The challenge for social payments in the U.K. is that it is largely a change in interface, rather than a fundamental change in how users move money. The U.K. banking sector has already been experimenting with various services to enable payments through social media for several years. For example, in 2015, Barclays launched a service enabling consumers to make transactions through Twitter.

But while U.K. banks have felt the pressure to innovate in this space, attempting to offer more convenient payment experiences after witnessing the rise in popularity of P2P systems such as Apple Pay, Android Pay and Samsung Pay, the take-up of social media payments in the U.K. has been slower than expected, said Michael Kent, CEO of money transfer platform Azimo.

“One of the reasons for this is because we already have Faster Payments in the U.K.,” Kent said. “These social media payments services are not category killers in the same way that PayPal’s Venmo app has been in the U.S. because while it can take up to five days to clear a banking payment over there, Faster Payments means you can already pay your friends instantly through any banking app.”

In addition, many of the most exciting technological advances in this field have yet to reach the U.K. When WhatsApp Pay — which allows funds to be transferred directly between users’ bank accounts directly through the app — officially launched this year, it was targeted at the vast Indian consumer and business market.

“The U.K. is a fairly small market,” Kent said. “If you’re a developer in California, you’re not really iterating hard on products for U.K. consumers; you’re thinking more about emerging markets with huge populations. If you become essential as a payment mechanism in Brazil, Nigeria, India or China, then that’s a much bigger prize.”

However, Kent expects that if new services like WhatsApp Pay and Google’s Tez do reach the U.K. in coming years, this would likely lead to rapid mainstream adoption of social media payments. In the meantime, an alternative catalyst might be a scheme-level P2P payments service utilizing social media.

“I can’t see an individual bank getting significant traction through this,” Kent said. “But if the entire industry came together and decides they’re going to make this happen, it might work.

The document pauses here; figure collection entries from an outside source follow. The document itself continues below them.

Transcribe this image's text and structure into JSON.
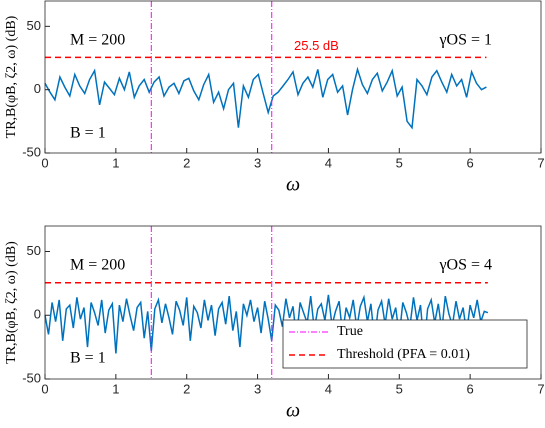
{
  "chart_data": [
    {
      "type": "line",
      "ylabel": "TR,B(φB, ζ2, ω) (dB)",
      "xlabel": "ω",
      "xlim": [
        0,
        7
      ],
      "xticks": [
        0,
        1,
        2,
        3,
        4,
        5,
        6,
        7
      ],
      "ylim": [
        -50,
        70
      ],
      "yticks": [
        -50,
        0,
        50
      ],
      "annotations": [
        "M = 200",
        "γOS = 1",
        "B = 1"
      ],
      "x": [
        0,
        0.07,
        0.14,
        0.21,
        0.28,
        0.35,
        0.42,
        0.49,
        0.56,
        0.63,
        0.7,
        0.77,
        0.84,
        0.91,
        0.98,
        1.05,
        1.12,
        1.19,
        1.26,
        1.33,
        1.4,
        1.47,
        1.54,
        1.61,
        1.68,
        1.75,
        1.82,
        1.89,
        1.96,
        2.03,
        2.1,
        2.17,
        2.24,
        2.31,
        2.38,
        2.45,
        2.52,
        2.59,
        2.66,
        2.73,
        2.8,
        2.87,
        2.94,
        3.01,
        3.08,
        3.15,
        3.22,
        3.29,
        3.36,
        3.43,
        3.5,
        3.57,
        3.64,
        3.71,
        3.78,
        3.85,
        3.92,
        3.99,
        4.06,
        4.13,
        4.2,
        4.27,
        4.34,
        4.41,
        4.48,
        4.55,
        4.62,
        4.69,
        4.76,
        4.83,
        4.9,
        4.97,
        5.04,
        5.11,
        5.18,
        5.25,
        5.32,
        5.39,
        5.46,
        5.53,
        5.6,
        5.67,
        5.74,
        5.81,
        5.88,
        5.95,
        6.02,
        6.09,
        6.16,
        6.23
      ],
      "series": [
        {
          "color": "#0072bd",
          "values": [
            5,
            -2,
            -8,
            10,
            2,
            -5,
            12,
            3,
            -3,
            8,
            15,
            -12,
            6,
            1,
            -4,
            9,
            0,
            14,
            -6,
            3,
            8,
            -2,
            6,
            10,
            -5,
            2,
            5,
            -3,
            7,
            9,
            -1,
            -8,
            4,
            12,
            -10,
            -2,
            -15,
            0,
            5,
            -30,
            3,
            -6,
            8,
            12,
            -3,
            -18,
            -5,
            -2,
            3,
            8,
            14,
            -4,
            5,
            10,
            2,
            16,
            -6,
            8,
            12,
            -2,
            3,
            -20,
            0,
            16,
            4,
            -3,
            8,
            13,
            -1,
            6,
            15,
            -5,
            2,
            -25,
            -30,
            8,
            3,
            -4,
            10,
            15,
            6,
            -2,
            12,
            3,
            8,
            -6,
            14,
            5,
            0,
            2
          ]
        }
      ],
      "vlines": {
        "color": "#ff00ff",
        "values": [
          1.5,
          3.2
        ]
      },
      "hline": {
        "color": "#ff0000",
        "value": 25.5,
        "value_label": "25.5 dB"
      }
    },
    {
      "type": "line",
      "ylabel": "TR,B(φB, ζ2, ω) (dB)",
      "xlabel": "ω",
      "xlim": [
        0,
        7
      ],
      "xticks": [
        0,
        1,
        2,
        3,
        4,
        5,
        6,
        7
      ],
      "ylim": [
        -50,
        70
      ],
      "yticks": [
        -50,
        0,
        50
      ],
      "annotations": [
        "M = 200",
        "γOS = 4",
        "B = 1"
      ],
      "x": [
        0,
        0.05,
        0.1,
        0.15,
        0.2,
        0.25,
        0.3,
        0.35,
        0.4,
        0.45,
        0.5,
        0.55,
        0.6,
        0.65,
        0.7,
        0.75,
        0.8,
        0.85,
        0.9,
        0.95,
        1,
        1.05,
        1.1,
        1.15,
        1.2,
        1.25,
        1.3,
        1.35,
        1.4,
        1.45,
        1.5,
        1.55,
        1.6,
        1.65,
        1.7,
        1.75,
        1.8,
        1.85,
        1.9,
        1.95,
        2,
        2.05,
        2.1,
        2.15,
        2.2,
        2.25,
        2.3,
        2.35,
        2.4,
        2.45,
        2.5,
        2.55,
        2.6,
        2.65,
        2.7,
        2.75,
        2.8,
        2.85,
        2.9,
        2.95,
        3,
        3.05,
        3.1,
        3.15,
        3.2,
        3.25,
        3.3,
        3.35,
        3.4,
        3.45,
        3.5,
        3.55,
        3.6,
        3.65,
        3.7,
        3.75,
        3.8,
        3.85,
        3.9,
        3.95,
        4,
        4.05,
        4.1,
        4.15,
        4.2,
        4.25,
        4.3,
        4.35,
        4.4,
        4.45,
        4.5,
        4.55,
        4.6,
        4.65,
        4.7,
        4.75,
        4.8,
        4.85,
        4.9,
        4.95,
        5,
        5.05,
        5.1,
        5.15,
        5.2,
        5.25,
        5.3,
        5.35,
        5.4,
        5.45,
        5.5,
        5.55,
        5.6,
        5.65,
        5.7,
        5.75,
        5.8,
        5.85,
        5.9,
        5.95,
        6,
        6.05,
        6.1,
        6.15,
        6.2,
        6.25
      ],
      "series": [
        {
          "color": "#0072bd",
          "values": [
            0,
            -15,
            10,
            -5,
            12,
            -20,
            5,
            8,
            -10,
            14,
            -3,
            6,
            -25,
            10,
            2,
            -8,
            12,
            -14,
            4,
            9,
            -30,
            8,
            -5,
            13,
            0,
            -12,
            6,
            10,
            -18,
            3,
            -28,
            5,
            12,
            -6,
            9,
            -2,
            -15,
            11,
            4,
            -8,
            14,
            -20,
            7,
            2,
            -10,
            12,
            -4,
            8,
            -16,
            5,
            10,
            -7,
            15,
            -12,
            3,
            -25,
            9,
            0,
            12,
            -5,
            6,
            -14,
            11,
            -3,
            -20,
            8,
            4,
            -9,
            13,
            -2,
            7,
            -18,
            10,
            2,
            -6,
            15,
            -11,
            5,
            9,
            -4,
            16,
            -8,
            3,
            11,
            -15,
            6,
            -2,
            12,
            -10,
            7,
            14,
            -5,
            9,
            -20,
            4,
            11,
            -7,
            13,
            -3,
            6,
            -16,
            10,
            2,
            -9,
            14,
            -4,
            8,
            -25,
            5,
            12,
            -6,
            9,
            -12,
            15,
            1,
            -8,
            11,
            -3,
            6,
            -14,
            8,
            -2,
            12,
            -5,
            3,
            2
          ]
        }
      ],
      "vlines": {
        "name": "True",
        "color": "#ff00ff",
        "values": [
          1.5,
          3.2
        ]
      },
      "hline": {
        "name": "Threshold (PFA = 0.01)",
        "color": "#ff0000",
        "value": 25.5
      }
    }
  ]
}
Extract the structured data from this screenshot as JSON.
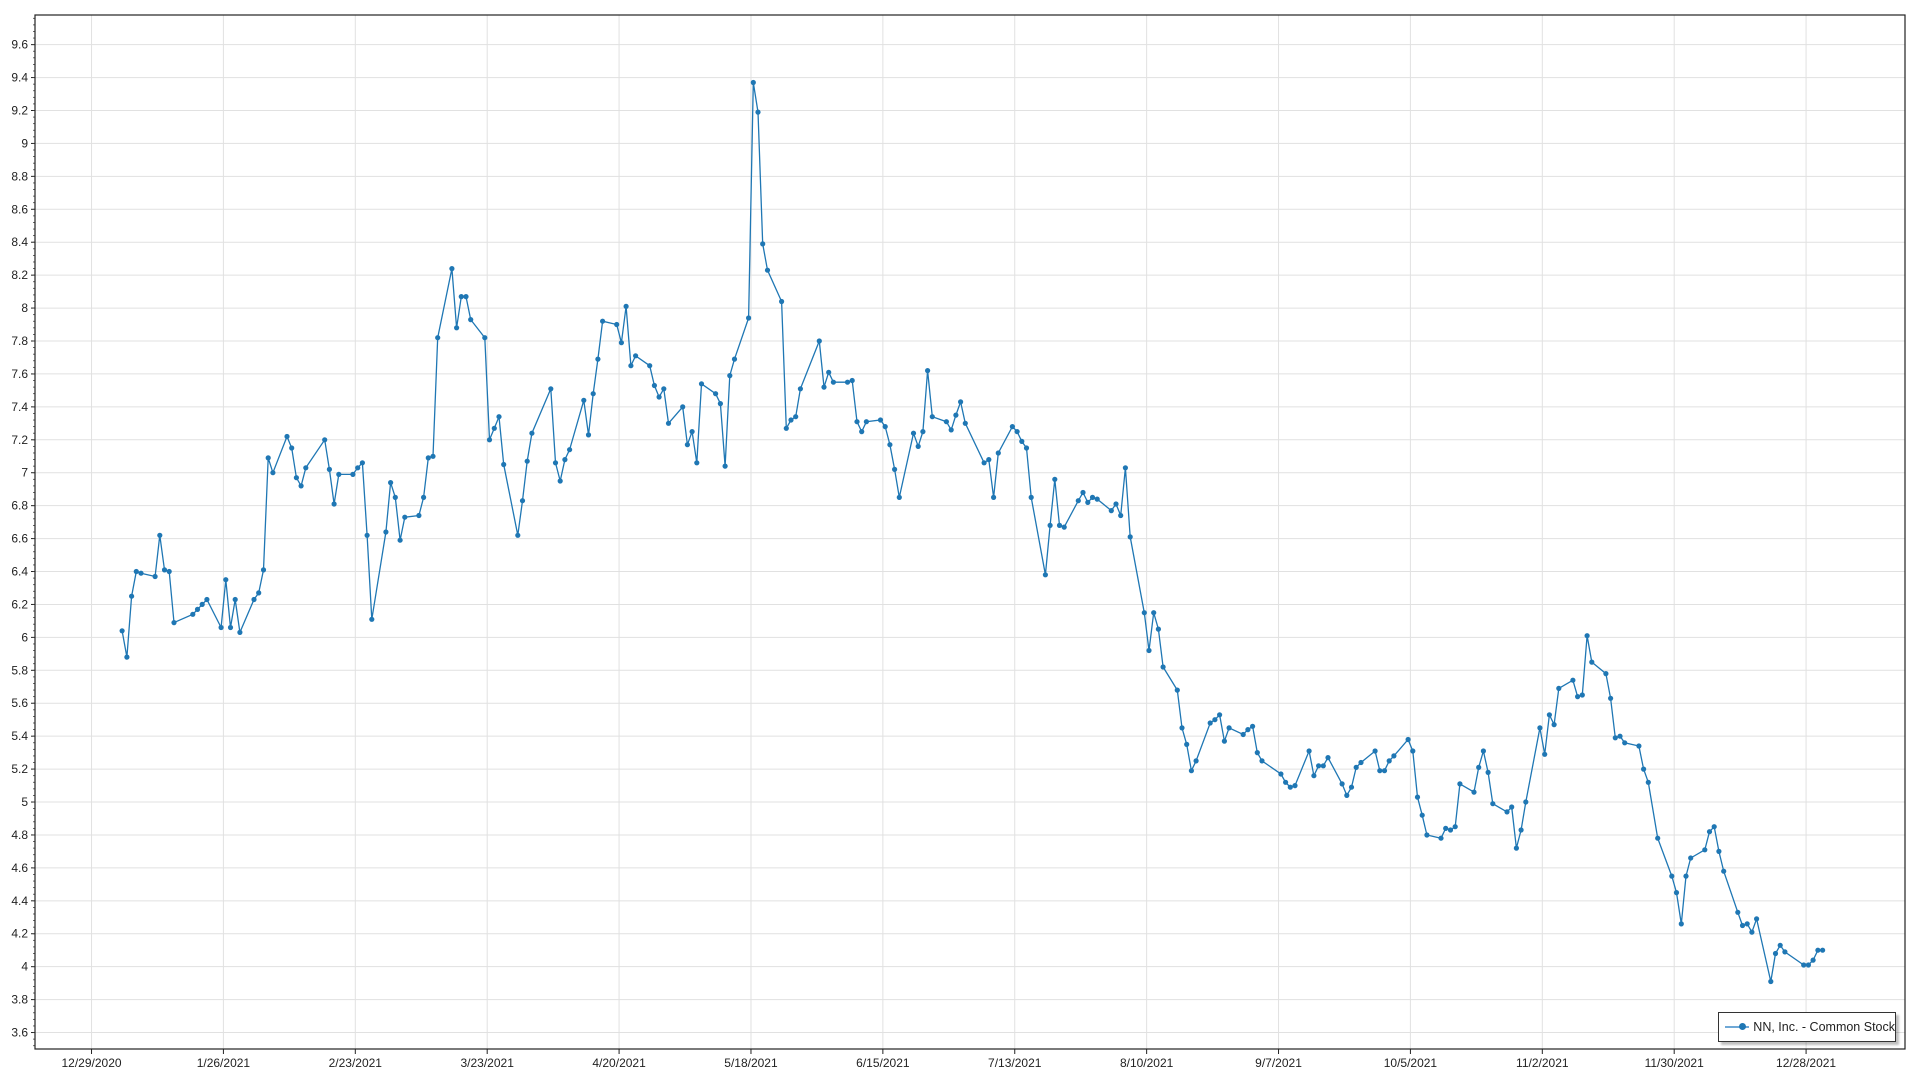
{
  "chart_data": {
    "type": "line",
    "title": "",
    "xlabel": "",
    "ylabel": "",
    "xlim": [
      "2020-12-17",
      "2022-01-18"
    ],
    "ylim": [
      3.5,
      9.78
    ],
    "grid": true,
    "legend_position": "bottom-right",
    "color": "#1f77b4",
    "y_ticks": [
      "3.6",
      "3.8",
      "4",
      "4.2",
      "4.4",
      "4.6",
      "4.8",
      "5",
      "5.2",
      "5.4",
      "5.6",
      "5.8",
      "6",
      "6.2",
      "6.4",
      "6.6",
      "6.8",
      "7",
      "7.2",
      "7.4",
      "7.6",
      "7.8",
      "8",
      "8.2",
      "8.4",
      "8.6",
      "8.8",
      "9",
      "9.2",
      "9.4",
      "9.6"
    ],
    "x_ticks": [
      {
        "date": "2020-12-29",
        "label": "12/29/2020"
      },
      {
        "date": "2021-01-26",
        "label": "1/26/2021"
      },
      {
        "date": "2021-02-23",
        "label": "2/23/2021"
      },
      {
        "date": "2021-03-23",
        "label": "3/23/2021"
      },
      {
        "date": "2021-04-20",
        "label": "4/20/2021"
      },
      {
        "date": "2021-05-18",
        "label": "5/18/2021"
      },
      {
        "date": "2021-06-15",
        "label": "6/15/2021"
      },
      {
        "date": "2021-07-13",
        "label": "7/13/2021"
      },
      {
        "date": "2021-08-10",
        "label": "8/10/2021"
      },
      {
        "date": "2021-09-07",
        "label": "9/7/2021"
      },
      {
        "date": "2021-10-05",
        "label": "10/5/2021"
      },
      {
        "date": "2021-11-02",
        "label": "11/2/2021"
      },
      {
        "date": "2021-11-30",
        "label": "11/30/2021"
      },
      {
        "date": "2021-12-28",
        "label": "12/28/2021"
      }
    ],
    "series": [
      {
        "name": "NN, Inc. - Common Stock",
        "points": [
          [
            "2021-01-04",
            6.04
          ],
          [
            "2021-01-05",
            5.88
          ],
          [
            "2021-01-06",
            6.25
          ],
          [
            "2021-01-07",
            6.4
          ],
          [
            "2021-01-08",
            6.39
          ],
          [
            "2021-01-11",
            6.37
          ],
          [
            "2021-01-12",
            6.62
          ],
          [
            "2021-01-13",
            6.41
          ],
          [
            "2021-01-14",
            6.4
          ],
          [
            "2021-01-15",
            6.09
          ],
          [
            "2021-01-19",
            6.14
          ],
          [
            "2021-01-20",
            6.17
          ],
          [
            "2021-01-21",
            6.2
          ],
          [
            "2021-01-22",
            6.23
          ],
          [
            "2021-01-25",
            6.06
          ],
          [
            "2021-01-26",
            6.35
          ],
          [
            "2021-01-27",
            6.06
          ],
          [
            "2021-01-28",
            6.23
          ],
          [
            "2021-01-29",
            6.03
          ],
          [
            "2021-02-01",
            6.23
          ],
          [
            "2021-02-02",
            6.27
          ],
          [
            "2021-02-03",
            6.41
          ],
          [
            "2021-02-04",
            7.09
          ],
          [
            "2021-02-05",
            7.0
          ],
          [
            "2021-02-08",
            7.22
          ],
          [
            "2021-02-09",
            7.15
          ],
          [
            "2021-02-10",
            6.97
          ],
          [
            "2021-02-11",
            6.92
          ],
          [
            "2021-02-12",
            7.03
          ],
          [
            "2021-02-16",
            7.2
          ],
          [
            "2021-02-17",
            7.02
          ],
          [
            "2021-02-18",
            6.81
          ],
          [
            "2021-02-19",
            6.99
          ],
          [
            "2021-02-22",
            6.99
          ],
          [
            "2021-02-23",
            7.03
          ],
          [
            "2021-02-24",
            7.06
          ],
          [
            "2021-02-25",
            6.62
          ],
          [
            "2021-02-26",
            6.11
          ],
          [
            "2021-03-01",
            6.64
          ],
          [
            "2021-03-02",
            6.94
          ],
          [
            "2021-03-03",
            6.85
          ],
          [
            "2021-03-04",
            6.59
          ],
          [
            "2021-03-05",
            6.73
          ],
          [
            "2021-03-08",
            6.74
          ],
          [
            "2021-03-09",
            6.85
          ],
          [
            "2021-03-10",
            7.09
          ],
          [
            "2021-03-11",
            7.1
          ],
          [
            "2021-03-12",
            7.82
          ],
          [
            "2021-03-15",
            8.24
          ],
          [
            "2021-03-16",
            7.88
          ],
          [
            "2021-03-17",
            8.07
          ],
          [
            "2021-03-18",
            8.07
          ],
          [
            "2021-03-19",
            7.93
          ],
          [
            "2021-03-22",
            7.82
          ],
          [
            "2021-03-23",
            7.2
          ],
          [
            "2021-03-24",
            7.27
          ],
          [
            "2021-03-25",
            7.34
          ],
          [
            "2021-03-26",
            7.05
          ],
          [
            "2021-03-29",
            6.62
          ],
          [
            "2021-03-30",
            6.83
          ],
          [
            "2021-03-31",
            7.07
          ],
          [
            "2021-04-01",
            7.24
          ],
          [
            "2021-04-05",
            7.51
          ],
          [
            "2021-04-06",
            7.06
          ],
          [
            "2021-04-07",
            6.95
          ],
          [
            "2021-04-08",
            7.08
          ],
          [
            "2021-04-09",
            7.14
          ],
          [
            "2021-04-12",
            7.44
          ],
          [
            "2021-04-13",
            7.23
          ],
          [
            "2021-04-14",
            7.48
          ],
          [
            "2021-04-15",
            7.69
          ],
          [
            "2021-04-16",
            7.92
          ],
          [
            "2021-04-19",
            7.9
          ],
          [
            "2021-04-20",
            7.79
          ],
          [
            "2021-04-21",
            8.01
          ],
          [
            "2021-04-22",
            7.65
          ],
          [
            "2021-04-23",
            7.71
          ],
          [
            "2021-04-26",
            7.65
          ],
          [
            "2021-04-27",
            7.53
          ],
          [
            "2021-04-28",
            7.46
          ],
          [
            "2021-04-29",
            7.51
          ],
          [
            "2021-04-30",
            7.3
          ],
          [
            "2021-05-03",
            7.4
          ],
          [
            "2021-05-04",
            7.17
          ],
          [
            "2021-05-05",
            7.25
          ],
          [
            "2021-05-06",
            7.06
          ],
          [
            "2021-05-07",
            7.54
          ],
          [
            "2021-05-10",
            7.48
          ],
          [
            "2021-05-11",
            7.42
          ],
          [
            "2021-05-12",
            7.04
          ],
          [
            "2021-05-13",
            7.59
          ],
          [
            "2021-05-14",
            7.69
          ],
          [
            "2021-05-17",
            7.94
          ],
          [
            "2021-05-18",
            9.37
          ],
          [
            "2021-05-19",
            9.19
          ],
          [
            "2021-05-20",
            8.39
          ],
          [
            "2021-05-21",
            8.23
          ],
          [
            "2021-05-24",
            8.04
          ],
          [
            "2021-05-25",
            7.27
          ],
          [
            "2021-05-26",
            7.32
          ],
          [
            "2021-05-27",
            7.34
          ],
          [
            "2021-05-28",
            7.51
          ],
          [
            "2021-06-01",
            7.8
          ],
          [
            "2021-06-02",
            7.52
          ],
          [
            "2021-06-03",
            7.61
          ],
          [
            "2021-06-04",
            7.55
          ],
          [
            "2021-06-07",
            7.55
          ],
          [
            "2021-06-08",
            7.56
          ],
          [
            "2021-06-09",
            7.31
          ],
          [
            "2021-06-10",
            7.25
          ],
          [
            "2021-06-11",
            7.31
          ],
          [
            "2021-06-14",
            7.32
          ],
          [
            "2021-06-15",
            7.28
          ],
          [
            "2021-06-16",
            7.17
          ],
          [
            "2021-06-17",
            7.02
          ],
          [
            "2021-06-18",
            6.85
          ],
          [
            "2021-06-21",
            7.24
          ],
          [
            "2021-06-22",
            7.16
          ],
          [
            "2021-06-23",
            7.25
          ],
          [
            "2021-06-24",
            7.62
          ],
          [
            "2021-06-25",
            7.34
          ],
          [
            "2021-06-28",
            7.31
          ],
          [
            "2021-06-29",
            7.26
          ],
          [
            "2021-06-30",
            7.35
          ],
          [
            "2021-07-01",
            7.43
          ],
          [
            "2021-07-02",
            7.3
          ],
          [
            "2021-07-06",
            7.06
          ],
          [
            "2021-07-07",
            7.08
          ],
          [
            "2021-07-08",
            6.85
          ],
          [
            "2021-07-09",
            7.12
          ],
          [
            "2021-07-12",
            7.28
          ],
          [
            "2021-07-13",
            7.25
          ],
          [
            "2021-07-14",
            7.19
          ],
          [
            "2021-07-15",
            7.15
          ],
          [
            "2021-07-16",
            6.85
          ],
          [
            "2021-07-19",
            6.38
          ],
          [
            "2021-07-20",
            6.68
          ],
          [
            "2021-07-21",
            6.96
          ],
          [
            "2021-07-22",
            6.68
          ],
          [
            "2021-07-23",
            6.67
          ],
          [
            "2021-07-26",
            6.83
          ],
          [
            "2021-07-27",
            6.88
          ],
          [
            "2021-07-28",
            6.82
          ],
          [
            "2021-07-29",
            6.85
          ],
          [
            "2021-07-30",
            6.84
          ],
          [
            "2021-08-02",
            6.77
          ],
          [
            "2021-08-03",
            6.81
          ],
          [
            "2021-08-04",
            6.74
          ],
          [
            "2021-08-05",
            7.03
          ],
          [
            "2021-08-06",
            6.61
          ],
          [
            "2021-08-09",
            6.15
          ],
          [
            "2021-08-10",
            5.92
          ],
          [
            "2021-08-11",
            6.15
          ],
          [
            "2021-08-12",
            6.05
          ],
          [
            "2021-08-13",
            5.82
          ],
          [
            "2021-08-16",
            5.68
          ],
          [
            "2021-08-17",
            5.45
          ],
          [
            "2021-08-18",
            5.35
          ],
          [
            "2021-08-19",
            5.19
          ],
          [
            "2021-08-20",
            5.25
          ],
          [
            "2021-08-23",
            5.48
          ],
          [
            "2021-08-24",
            5.5
          ],
          [
            "2021-08-25",
            5.53
          ],
          [
            "2021-08-26",
            5.37
          ],
          [
            "2021-08-27",
            5.45
          ],
          [
            "2021-08-30",
            5.41
          ],
          [
            "2021-08-31",
            5.44
          ],
          [
            "2021-09-01",
            5.46
          ],
          [
            "2021-09-02",
            5.3
          ],
          [
            "2021-09-03",
            5.25
          ],
          [
            "2021-09-07",
            5.17
          ],
          [
            "2021-09-08",
            5.12
          ],
          [
            "2021-09-09",
            5.09
          ],
          [
            "2021-09-10",
            5.1
          ],
          [
            "2021-09-13",
            5.31
          ],
          [
            "2021-09-14",
            5.16
          ],
          [
            "2021-09-15",
            5.22
          ],
          [
            "2021-09-16",
            5.22
          ],
          [
            "2021-09-17",
            5.27
          ],
          [
            "2021-09-20",
            5.11
          ],
          [
            "2021-09-21",
            5.04
          ],
          [
            "2021-09-22",
            5.09
          ],
          [
            "2021-09-23",
            5.21
          ],
          [
            "2021-09-24",
            5.24
          ],
          [
            "2021-09-27",
            5.31
          ],
          [
            "2021-09-28",
            5.19
          ],
          [
            "2021-09-29",
            5.19
          ],
          [
            "2021-09-30",
            5.25
          ],
          [
            "2021-10-01",
            5.28
          ],
          [
            "2021-10-04",
            5.38
          ],
          [
            "2021-10-05",
            5.31
          ],
          [
            "2021-10-06",
            5.03
          ],
          [
            "2021-10-07",
            4.92
          ],
          [
            "2021-10-08",
            4.8
          ],
          [
            "2021-10-11",
            4.78
          ],
          [
            "2021-10-12",
            4.84
          ],
          [
            "2021-10-13",
            4.83
          ],
          [
            "2021-10-14",
            4.85
          ],
          [
            "2021-10-15",
            5.11
          ],
          [
            "2021-10-18",
            5.06
          ],
          [
            "2021-10-19",
            5.21
          ],
          [
            "2021-10-20",
            5.31
          ],
          [
            "2021-10-21",
            5.18
          ],
          [
            "2021-10-22",
            4.99
          ],
          [
            "2021-10-25",
            4.94
          ],
          [
            "2021-10-26",
            4.97
          ],
          [
            "2021-10-27",
            4.72
          ],
          [
            "2021-10-28",
            4.83
          ],
          [
            "2021-10-29",
            5.0
          ],
          [
            "2021-11-01",
            5.45
          ],
          [
            "2021-11-02",
            5.29
          ],
          [
            "2021-11-03",
            5.53
          ],
          [
            "2021-11-04",
            5.47
          ],
          [
            "2021-11-05",
            5.69
          ],
          [
            "2021-11-08",
            5.74
          ],
          [
            "2021-11-09",
            5.64
          ],
          [
            "2021-11-10",
            5.65
          ],
          [
            "2021-11-11",
            6.01
          ],
          [
            "2021-11-12",
            5.85
          ],
          [
            "2021-11-15",
            5.78
          ],
          [
            "2021-11-16",
            5.63
          ],
          [
            "2021-11-17",
            5.39
          ],
          [
            "2021-11-18",
            5.4
          ],
          [
            "2021-11-19",
            5.36
          ],
          [
            "2021-11-22",
            5.34
          ],
          [
            "2021-11-23",
            5.2
          ],
          [
            "2021-11-24",
            5.12
          ],
          [
            "2021-11-26",
            4.78
          ],
          [
            "2021-11-29",
            4.55
          ],
          [
            "2021-11-30",
            4.45
          ],
          [
            "2021-12-01",
            4.26
          ],
          [
            "2021-12-02",
            4.55
          ],
          [
            "2021-12-03",
            4.66
          ],
          [
            "2021-12-06",
            4.71
          ],
          [
            "2021-12-07",
            4.82
          ],
          [
            "2021-12-08",
            4.85
          ],
          [
            "2021-12-09",
            4.7
          ],
          [
            "2021-12-10",
            4.58
          ],
          [
            "2021-12-13",
            4.33
          ],
          [
            "2021-12-14",
            4.25
          ],
          [
            "2021-12-15",
            4.26
          ],
          [
            "2021-12-16",
            4.21
          ],
          [
            "2021-12-17",
            4.29
          ],
          [
            "2021-12-20",
            3.91
          ],
          [
            "2021-12-21",
            4.08
          ],
          [
            "2021-12-22",
            4.13
          ],
          [
            "2021-12-23",
            4.09
          ],
          [
            "2021-12-27",
            4.01
          ],
          [
            "2021-12-28",
            4.01
          ],
          [
            "2021-12-29",
            4.04
          ],
          [
            "2021-12-30",
            4.1
          ],
          [
            "2021-12-31",
            4.1
          ]
        ]
      }
    ]
  },
  "legend": {
    "label": "NN, Inc. - Common Stock"
  }
}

For example, if VocaLink, who operate the Faster Payments network, develop a scheme-level product which all the banks sign up to, allowing consumers to send money to social media accounts, that could take off very quickly.”

Kent says that such a product could see social media payments rapidly become incorporated as part of the business world, something which is already reshaping the payments landscape in India.

“One of the interesting things is that if these payments take off, they render card payments almost unnecessary,” he said. “So for example, instead of paying a store or restaurant through card, you just pay directly from your bank account. And then all the problems you have with cards, chargebacks, speed of settlement, and everything else, kind of go away.”